The U.S. Dollar is trending positively against most major peers, slowly overcoming a rout in recent weeks as markets continue to roll with mixed signals and messages
Overview
Following yesterday’s release of Consumer Price Index figures, concern over “stagflation” faded with figures revealing a slowdown in the pace of price growth.
This seemed to hand the Buck a break after days of punishment over ongoing pessimism about the potentially damaging effects from implementing tariffs. While inflation for consumers showed it is somewhat tamed, now the focus will be on Gross Domestic Product growth as well as Purchasing Managers Indices, both crucial for gauging if economic advancement has been compromised or remained steady.

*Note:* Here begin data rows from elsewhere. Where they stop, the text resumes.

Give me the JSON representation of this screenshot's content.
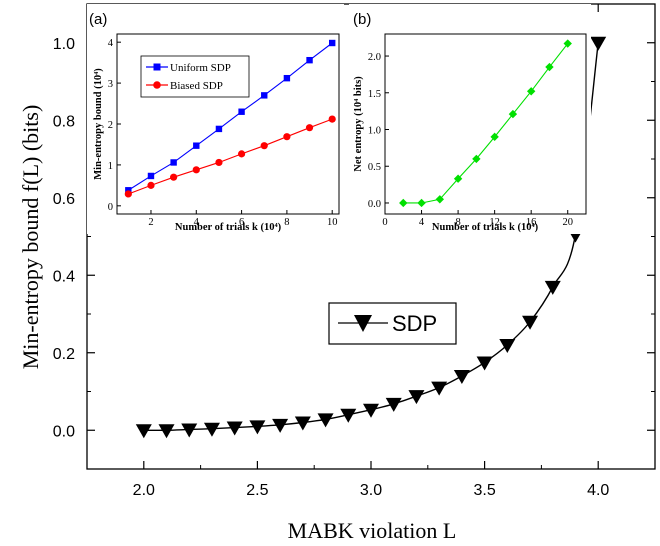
{
  "chart_data": [
    {
      "id": "main",
      "type": "line",
      "xlabel": "MABK violation L",
      "ylabel": "Min-entropy bound f(L) (bits)",
      "xlim": [
        1.75,
        4.25
      ],
      "ylim": [
        -0.1,
        1.1
      ],
      "xticks": [
        2.0,
        2.5,
        3.0,
        3.5,
        4.0
      ],
      "xtick_labels": [
        "2.0",
        "2.5",
        "3.0",
        "3.5",
        "4.0"
      ],
      "yticks": [
        0.0,
        0.2,
        0.4,
        0.6,
        0.8,
        1.0
      ],
      "ytick_labels": [
        "0.0",
        "0.2",
        "0.4",
        "0.6",
        "0.8",
        "1.0"
      ],
      "legend": {
        "position": "center-right",
        "entries": [
          "SDP"
        ]
      },
      "series": [
        {
          "name": "SDP",
          "marker": "triangle-down",
          "color": "#000000",
          "x": [
            2.0,
            2.1,
            2.2,
            2.3,
            2.4,
            2.5,
            2.6,
            2.7,
            2.8,
            2.9,
            3.0,
            3.1,
            3.2,
            3.3,
            3.4,
            3.5,
            3.6,
            3.7,
            3.8,
            3.9,
            4.0
          ],
          "y": [
            0.0,
            0.0,
            0.002,
            0.004,
            0.007,
            0.01,
            0.014,
            0.02,
            0.028,
            0.04,
            0.053,
            0.068,
            0.088,
            0.11,
            0.14,
            0.175,
            0.22,
            0.28,
            0.37,
            0.505,
            1.0
          ]
        }
      ]
    },
    {
      "id": "inset-a",
      "panel_label": "(a)",
      "type": "line",
      "xlabel": "Number of trials k (10⁴)",
      "ylabel": "Min-entropy bound (10⁴)",
      "xlim": [
        0.5,
        10.3
      ],
      "ylim": [
        -0.2,
        4.2
      ],
      "xticks": [
        2,
        4,
        6,
        8,
        10
      ],
      "xtick_labels": [
        "2",
        "4",
        "6",
        "8",
        "10"
      ],
      "yticks": [
        0,
        1,
        2,
        3,
        4
      ],
      "ytick_labels": [
        "0",
        "1",
        "2",
        "3",
        "4"
      ],
      "legend": {
        "position": "top-left",
        "entries": [
          "Uniform SDP",
          "Biased SDP"
        ]
      },
      "series": [
        {
          "name": "Uniform SDP",
          "marker": "square",
          "color": "#0000ff",
          "x": [
            1,
            2,
            3,
            4,
            5,
            6,
            7,
            8,
            9,
            10
          ],
          "y": [
            0.38,
            0.73,
            1.06,
            1.47,
            1.88,
            2.3,
            2.7,
            3.12,
            3.56,
            3.98
          ]
        },
        {
          "name": "Biased SDP",
          "marker": "circle",
          "color": "#ff0000",
          "x": [
            1,
            2,
            3,
            4,
            5,
            6,
            7,
            8,
            9,
            10
          ],
          "y": [
            0.29,
            0.5,
            0.7,
            0.88,
            1.06,
            1.27,
            1.47,
            1.69,
            1.91,
            2.12
          ]
        }
      ]
    },
    {
      "id": "inset-b",
      "panel_label": "(b)",
      "type": "line",
      "xlabel": "Number of trials k (10⁴)",
      "ylabel": "Net entropy (10⁴ bits)",
      "xlim": [
        0,
        22
      ],
      "ylim": [
        -0.15,
        2.3
      ],
      "xticks": [
        0,
        4,
        8,
        12,
        16,
        20
      ],
      "xtick_labels": [
        "0",
        "4",
        "8",
        "12",
        "16",
        "20"
      ],
      "yticks": [
        0.0,
        0.5,
        1.0,
        1.5,
        2.0
      ],
      "ytick_labels": [
        "0.0",
        "0.5",
        "1.0",
        "1.5",
        "2.0"
      ],
      "series": [
        {
          "marker": "diamond",
          "color": "#00e000",
          "x": [
            2,
            4,
            6,
            8,
            10,
            12,
            14,
            16,
            18,
            20
          ],
          "y": [
            0.0,
            0.0,
            0.05,
            0.33,
            0.6,
            0.9,
            1.21,
            1.52,
            1.85,
            2.17
          ]
        }
      ]
    }
  ]
}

Producers Price Index numbers for February showed that suppliers also experienced less inflation than expected, with PPI excluding food and energy costs revealing deflation coming in at (-0.1%) vs. 0.3% expected. It is important to note while digesting this data that previous readings for January were upwardly revised so this could all balance out. Initial Jobless Claims last week were slightly below estimates, 220K vs 225K, thus labor seems also unaffected. We will see more about consumer mood with the University of Michigan Consumer Sentiment survey out Friday.
What to Watch This Week…
- University of Michigan, Friday 10AM
- Monex USA Online is always open
Complete Economic Calendar can be found here.
EUR ⇓
The Euro started falling and currently now by more than half a percent as European economists are warning that enthusiasm over German spending may be a bit overblown. While recognizing that the fiscal package to come may be good for overcoming a long period of stagnation and contractionary pressures, major banks and analysts are warning that there is a lot of work ahead and no guarantee that all spending will have the desired immediate effect that has been perceived as well as priced-in for rest of the year. With all that in mind, there are signs that the Euro-zone is seeing some success coping with low productivity as Industrial Production in January came in flat but beating its (-0.8%) contraction estimate.
CAD ⇓
The Canadian Dollar is holding its ground, flat after metals tariffs and an interest-rate reduction by the Bank of Canada that was highly anticipated. While talks continue regarding the back-and-forth on tariffs, the rest of the globe is looking to Canada as the main example of how to handle the trade disputes with its largest trading partner. Confusion and uncertainty will likely keep currencies such as CAD in a roller-coaster range of half a percent until there is more clarity on a resolution.